US News

Tea Party groups file harassment suit against IRS after agency targeted political ties

WASHINGTON – Tea Party groups are taking the IRS to court.

The American Center for Law and Justice has announced a federal lawsuit today against the Internal Revenue Service on behalf of 25 conservative groups who were targeted and harassed by the tax agency.

Jay Sekulow, the center’s chief counsel, said the lawsuit will show the IRS abuses went far above a couple “rogue agents,” as the Obama administration claims.

He has 15 IRS letters harassing conservative groups that were stamped with the signature of Lois Lerner, the IRS boss in charge of the tax-exempt office at the center of the scandal.

Lerner, who last week invoked the Fifth Amendment right not to testify when she faced the House Oversight and Government Reform Committee, has been place on paid administrative leave.

Sekulow vowed to use the lawsuit to obtain sworn depositions from IRS officials and follow the scandal up the chain of command.

“Two rogue agents could not have initiated what was initiated here,” he said on MSNBC. “I suspect it goes higher than Lois Lerner.”

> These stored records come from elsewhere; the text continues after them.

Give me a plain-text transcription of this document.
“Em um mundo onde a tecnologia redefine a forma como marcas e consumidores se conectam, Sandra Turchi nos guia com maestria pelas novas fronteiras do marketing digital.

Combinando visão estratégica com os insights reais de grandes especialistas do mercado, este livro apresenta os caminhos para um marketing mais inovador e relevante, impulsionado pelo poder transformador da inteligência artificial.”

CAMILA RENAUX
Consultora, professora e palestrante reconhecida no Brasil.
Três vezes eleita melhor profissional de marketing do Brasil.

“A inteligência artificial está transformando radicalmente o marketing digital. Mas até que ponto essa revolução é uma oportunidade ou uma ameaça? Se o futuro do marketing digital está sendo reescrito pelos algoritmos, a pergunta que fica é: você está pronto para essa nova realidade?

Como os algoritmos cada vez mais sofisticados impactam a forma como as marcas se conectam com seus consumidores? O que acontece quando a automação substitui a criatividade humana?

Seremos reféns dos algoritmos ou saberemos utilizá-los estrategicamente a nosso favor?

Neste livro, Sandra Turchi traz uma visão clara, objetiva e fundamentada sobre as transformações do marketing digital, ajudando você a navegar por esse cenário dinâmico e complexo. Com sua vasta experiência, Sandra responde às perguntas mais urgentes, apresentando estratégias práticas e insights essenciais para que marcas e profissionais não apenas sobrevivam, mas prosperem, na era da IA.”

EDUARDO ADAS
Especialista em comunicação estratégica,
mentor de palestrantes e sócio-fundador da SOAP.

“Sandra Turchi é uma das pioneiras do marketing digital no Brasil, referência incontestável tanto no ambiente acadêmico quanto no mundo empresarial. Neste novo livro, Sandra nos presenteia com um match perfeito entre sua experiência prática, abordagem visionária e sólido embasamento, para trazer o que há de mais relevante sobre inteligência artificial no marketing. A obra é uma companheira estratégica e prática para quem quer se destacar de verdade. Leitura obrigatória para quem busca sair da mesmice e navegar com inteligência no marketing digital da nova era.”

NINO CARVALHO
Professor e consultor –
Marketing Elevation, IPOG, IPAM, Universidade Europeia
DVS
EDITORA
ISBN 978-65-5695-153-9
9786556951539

He has said that the documents that he has obtained so far do not link President Obama directly in the IRS abuses.

Top officials in the White House and Treasury Department had early warning about a Treasury inspector general report this month that blew the lid off the scandal, an Obama spokesman revealed last week.

White House Chief of Staff Denis McDonough and White House counsel Kathryn Ruemmler even plotted with Lerner for a P.R. response to the bombshell report.

The White House insists that Obama was never involved.